Lovell shows people who he is
Kuipy (King of Leon)
They say that in Normandy every story begins with a meal; but now all Aveline wanted to taste was her husband’s lips. When he kissed her neck his trim beard brushed on her fair skin. Gently he rolled at her side, careful not to hit her swollen belly. They smiled to each other and she let her hands roam over Gaillard’s strong, hairy chest and his large shoulder. The old scar was still there, two spans below them, on his right side.
Like most of the Two Bastards’ descendants Gaillard was a big man, but strong and shapely, with only the faintest hint of a gut. Where her sisters’ husbands were old and gouty, hers was tall, handsome, and tireless. And he loved her. She could only thank her father to have arranged her wedding with him, although the latter’s reasons for that match were nothing but political.
She could still see him stroking his white sideburns and explaining her mother, ten years before: “He really is quite the man, a real Norman. Quite the king England would need, really, if it comes to that. And our cousin besides, by his Breteuil mother. Not to mention that after four years his brother has yet to produce a son of his own.” She could still remember his smile the first time they met, a frank, genial smile, and the weird shyness she could read beneath it. She remembered walking to the altar, and their first night after that. When the baby kicked in her she also remembers the previous ones, their two daughters.

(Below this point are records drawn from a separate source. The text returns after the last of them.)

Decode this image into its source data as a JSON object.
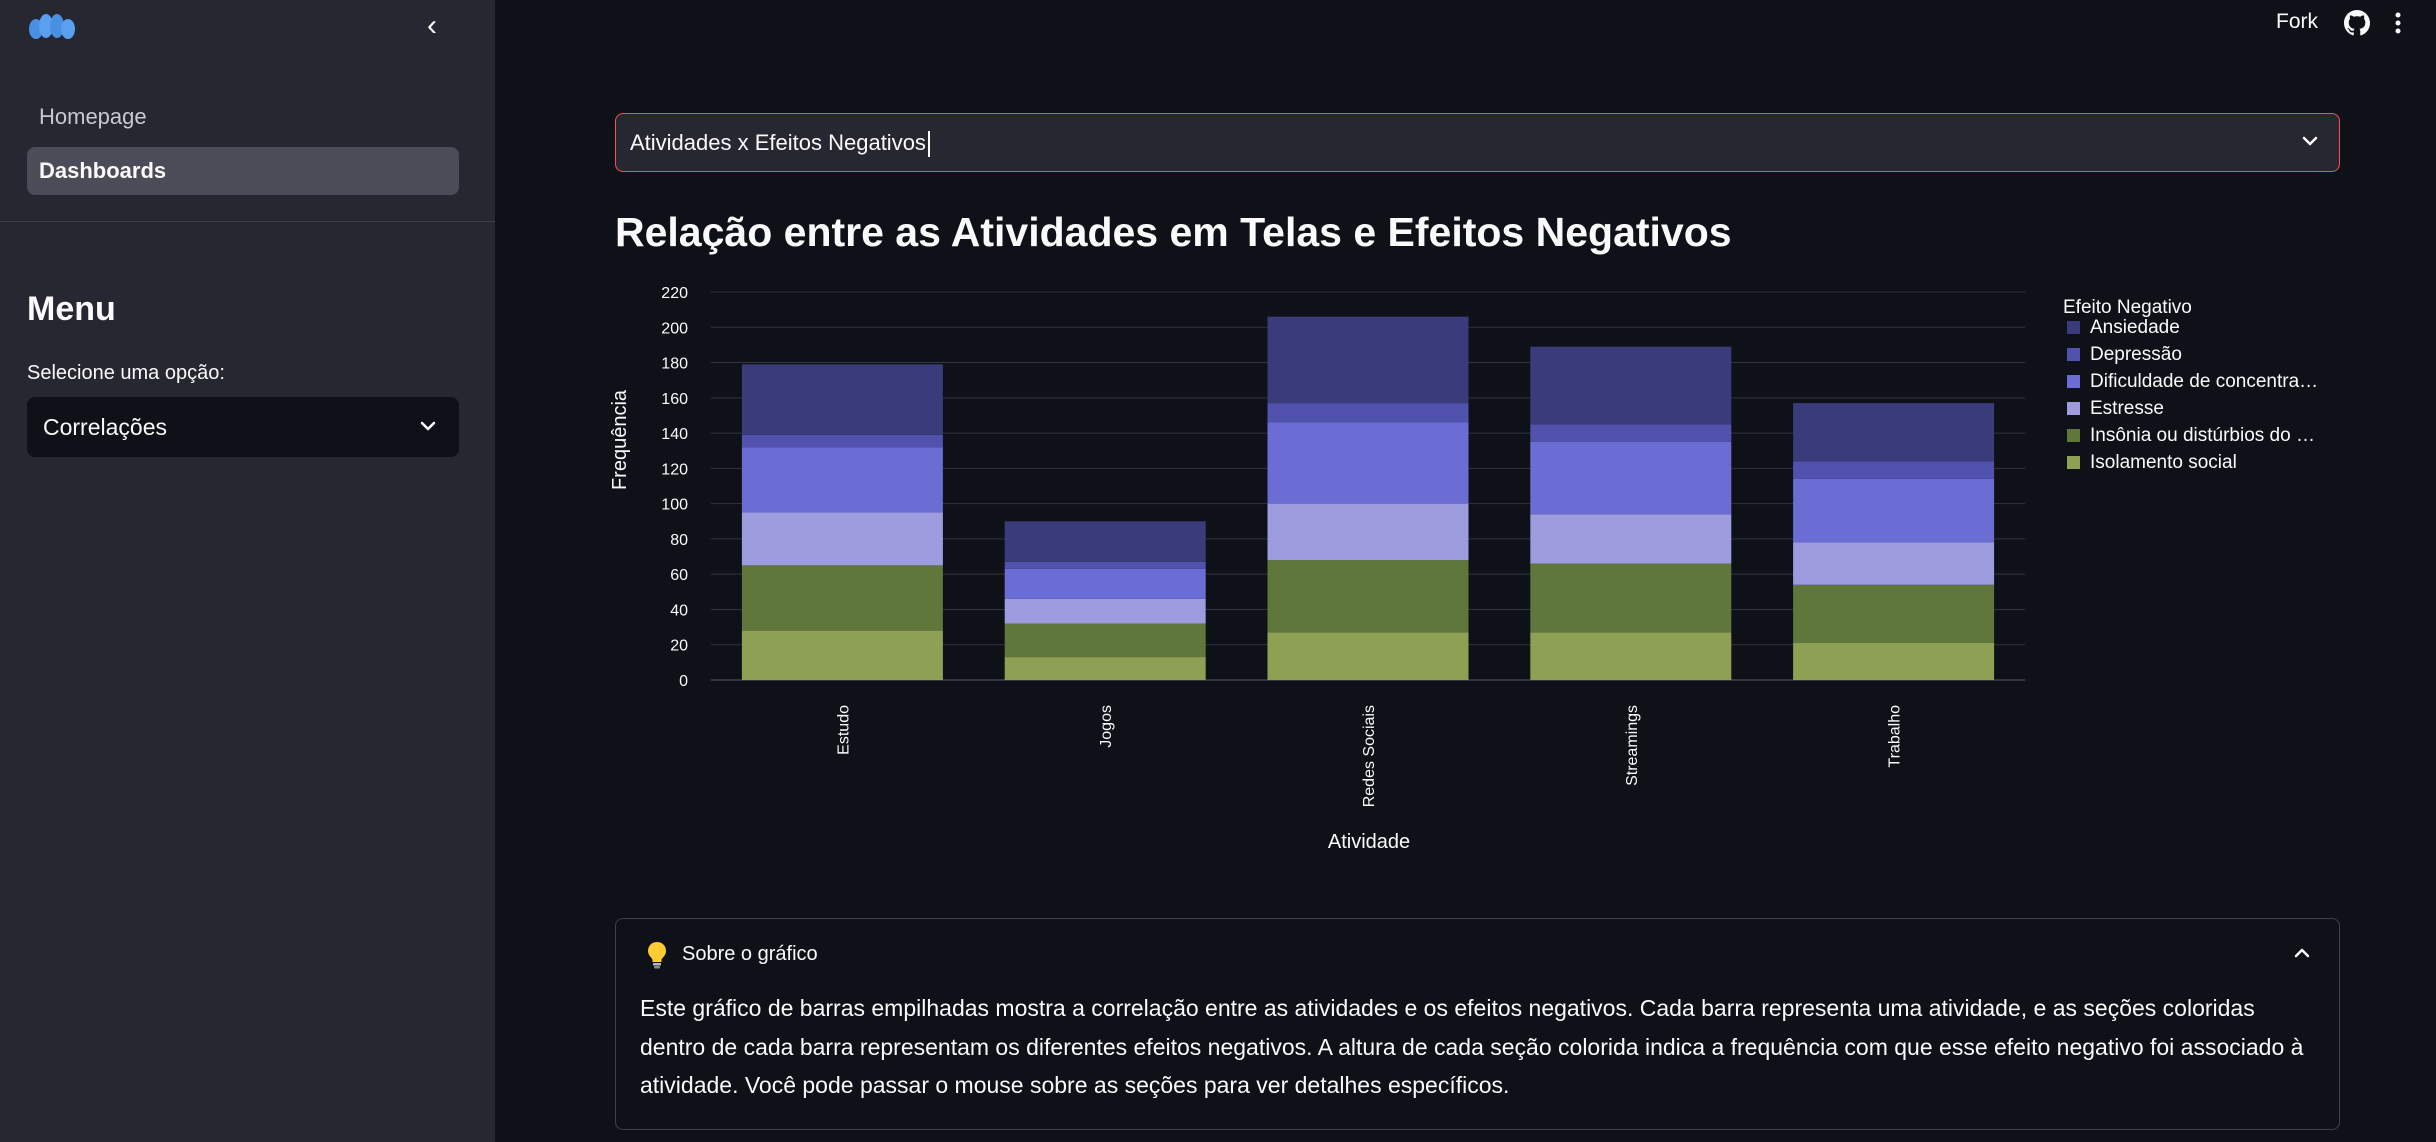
{
  "sidebar": {
    "nav": [
      {
        "label": "Homepage",
        "active": false
      },
      {
        "label": "Dashboards",
        "active": true
      }
    ],
    "menu_title": "Menu",
    "select_label": "Selecione uma opção:",
    "select_value": "Correlações"
  },
  "header": {
    "fork_label": "Fork"
  },
  "main": {
    "select_value": "Atividades x Efeitos Negativos",
    "title": "Relação entre as Atividades em Telas e Efeitos Negativos"
  },
  "chart_data": {
    "type": "bar",
    "stacked": true,
    "categories": [
      "Estudo",
      "Jogos",
      "Redes Sociais",
      "Streamings",
      "Trabalho"
    ],
    "xlabel": "Atividade",
    "ylabel": "Frequência",
    "ylim": [
      0,
      220
    ],
    "yticks": [
      0,
      20,
      40,
      60,
      80,
      100,
      120,
      140,
      160,
      180,
      200,
      220
    ],
    "legend_title": "Efeito Negativo",
    "legend_placement": "right",
    "series": [
      {
        "name": "Isolamento social",
        "color": "#8da054",
        "values": [
          28,
          13,
          27,
          27,
          21
        ]
      },
      {
        "name": "Insônia ou distúrbios do sono",
        "legend_label": "Insônia ou distúrbios do …",
        "color": "#5f773a",
        "values": [
          37,
          19,
          41,
          39,
          33
        ]
      },
      {
        "name": "Estresse",
        "color": "#9c9cdf",
        "values": [
          30,
          14,
          32,
          28,
          24
        ]
      },
      {
        "name": "Dificuldade de concentração",
        "legend_label": "Dificuldade de concentra…",
        "color": "#6b6dd4",
        "values": [
          37,
          17,
          46,
          41,
          36
        ]
      },
      {
        "name": "Depressão",
        "color": "#5052ad",
        "values": [
          7,
          4,
          11,
          10,
          10
        ]
      },
      {
        "name": "Ansiedade",
        "color": "#393b7a",
        "values": [
          40,
          23,
          49,
          44,
          33
        ]
      }
    ]
  },
  "expander": {
    "icon": "light-bulb-icon",
    "title": "Sobre o gráfico",
    "body": "Este gráfico de barras empilhadas mostra a correlação entre as atividades e os efeitos negativos. Cada barra representa uma atividade, e as seções coloridas dentro de cada barra representam os diferentes efeitos negativos. A altura de cada seção colorida indica a frequência com que esse efeito negativo foi associado à atividade. Você pode passar o mouse sobre as seções para ver detalhes específicos."
  }
}
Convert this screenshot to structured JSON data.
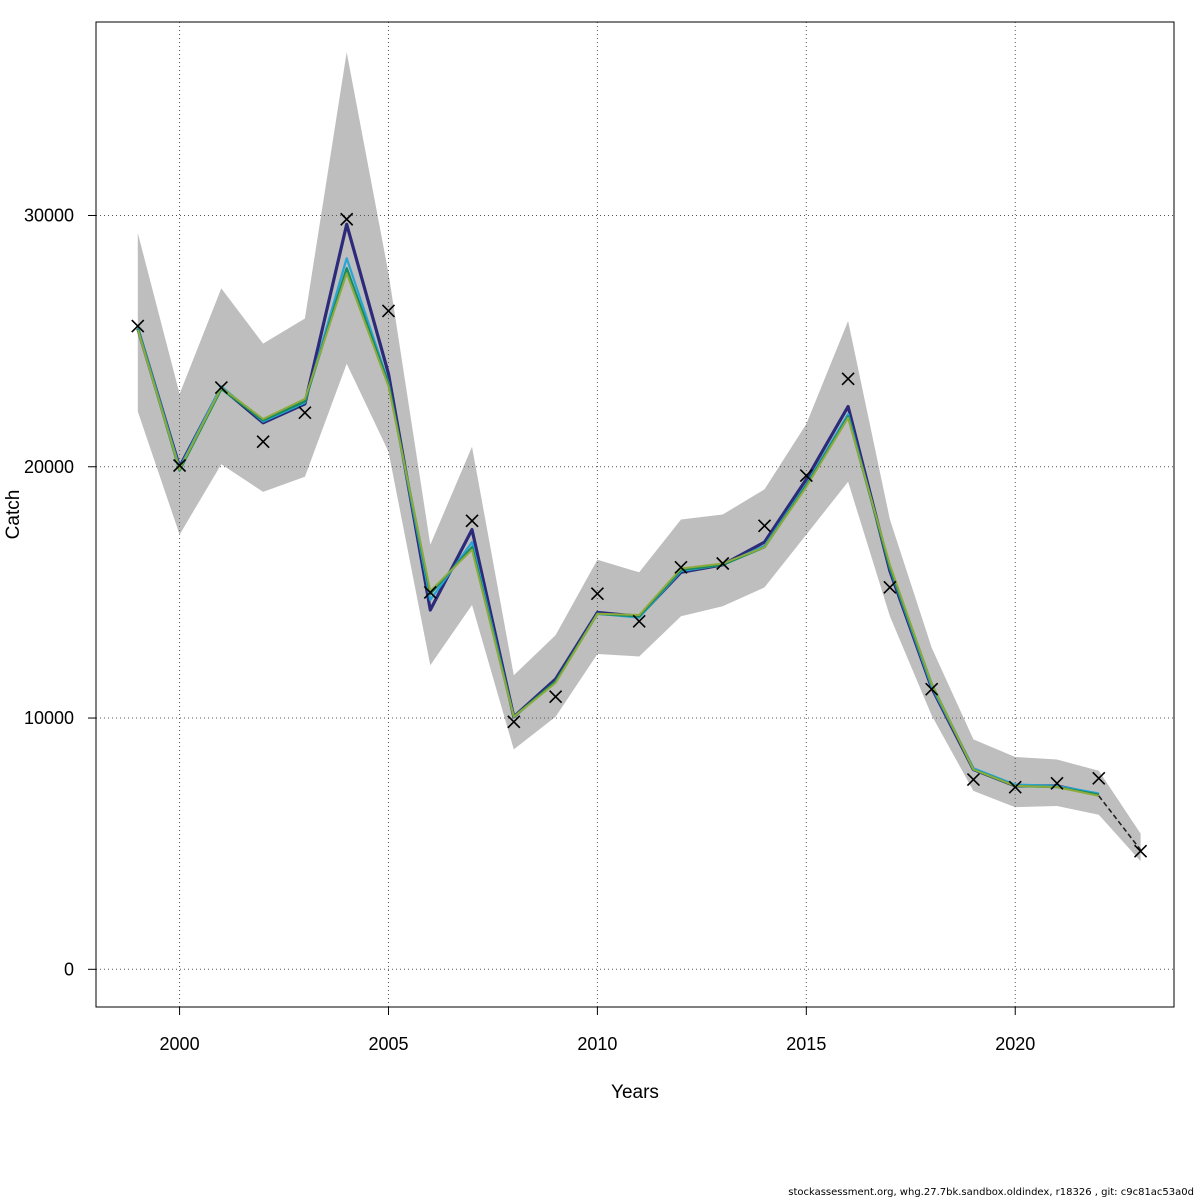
{
  "chart_data": {
    "type": "line",
    "xlabel": "Years",
    "ylabel": "Catch",
    "xlim": [
      1998,
      2023.8
    ],
    "ylim": [
      -1500,
      37700
    ],
    "x_ticks": [
      "2000",
      "2005",
      "2010",
      "2015",
      "2020"
    ],
    "y_ticks": [
      "0",
      "10000",
      "20000",
      "30000"
    ],
    "grid": true,
    "x": [
      1999,
      2000,
      2001,
      2002,
      2003,
      2004,
      2005,
      2006,
      2007,
      2008,
      2009,
      2010,
      2011,
      2012,
      2013,
      2014,
      2015,
      2016,
      2017,
      2018,
      2019,
      2020,
      2021,
      2022,
      2023
    ],
    "observed": [
      25600,
      20050,
      23150,
      21000,
      22150,
      29850,
      26200,
      15000,
      17850,
      9850,
      10850,
      14950,
      13850,
      16000,
      16150,
      17650,
      19650,
      23500,
      15200,
      11150,
      7550,
      7250,
      7400,
      7600,
      4700
    ],
    "confidence_band": {
      "lower": [
        22200,
        17300,
        20100,
        19000,
        19600,
        24100,
        20600,
        12100,
        14500,
        8750,
        10050,
        12550,
        12450,
        14050,
        14450,
        15200,
        17300,
        19400,
        14050,
        10100,
        7100,
        6450,
        6500,
        6150,
        4300
      ],
      "upper": [
        29300,
        22900,
        27100,
        24900,
        25900,
        36500,
        27700,
        16900,
        20800,
        11700,
        13300,
        16300,
        15800,
        17900,
        18100,
        19100,
        21700,
        25800,
        17900,
        12800,
        9150,
        8450,
        8350,
        7900,
        5400
      ]
    },
    "series": [
      {
        "color": "#2d2a7a",
        "width": 3.2,
        "values": [
          25500,
          20000,
          23150,
          21750,
          22500,
          29650,
          23700,
          14300,
          17500,
          10050,
          11550,
          14200,
          14050,
          15800,
          16100,
          17000,
          19500,
          22400,
          15850,
          11200,
          7950,
          7300,
          7300,
          6950,
          null
        ]
      },
      {
        "color": "#26a5d6",
        "width": 2.2,
        "values": [
          25550,
          19950,
          23200,
          21800,
          22550,
          28300,
          23350,
          14700,
          17000,
          10050,
          11450,
          14150,
          14000,
          15850,
          16100,
          16850,
          19300,
          22100,
          15950,
          11250,
          8000,
          7350,
          7300,
          7000,
          null
        ]
      },
      {
        "color": "#178a5e",
        "width": 2.4,
        "values": [
          25500,
          19850,
          23100,
          21850,
          22600,
          27900,
          23300,
          14950,
          16800,
          10050,
          11450,
          14150,
          14050,
          15900,
          16100,
          16800,
          19250,
          22000,
          16000,
          11350,
          7950,
          7300,
          7250,
          6950,
          null
        ]
      },
      {
        "color": "#8cab3c",
        "width": 2.0,
        "values": [
          25450,
          19900,
          23150,
          21900,
          22700,
          27700,
          23200,
          15050,
          16700,
          10050,
          11400,
          14150,
          14100,
          15950,
          16150,
          16800,
          19200,
          21950,
          16100,
          11350,
          7950,
          7300,
          7250,
          6900,
          null
        ]
      },
      {
        "color": "#222222",
        "width": 1.6,
        "dashed": true,
        "values": [
          null,
          null,
          null,
          null,
          null,
          null,
          null,
          null,
          null,
          null,
          null,
          null,
          null,
          null,
          null,
          null,
          null,
          null,
          null,
          null,
          null,
          null,
          null,
          6900,
          4750
        ]
      }
    ]
  },
  "footer": "stockassessment.org, whg.27.7bk.sandbox.oldindex, r18326 , git: c9c81ac53a0d"
}
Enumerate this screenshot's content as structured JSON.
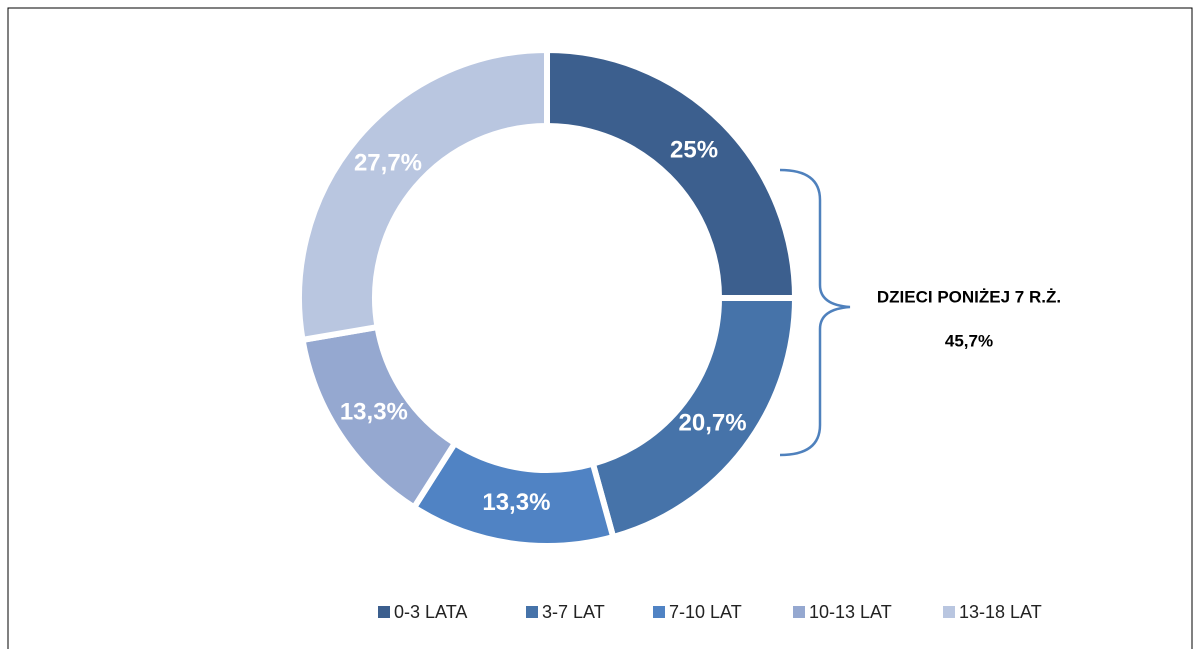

“Maybe it will be a boy.” she whispered to him.
“What did Isaac say?”
Isaac of Toledo was her husband’s physician, a stooped, shrewd Jew who had saved his life years before. Though she disliked his rasping voice and his prying fingers, he was a man of great learning, and surprisingly deft with his long spotted hands.
“He says nothing can be certain for now. But in Exeter there was a hermit that would predict a child’s sex for a coin.”
“Where are Cornish hermits when you need them?” he kissed her. “I need to go now.”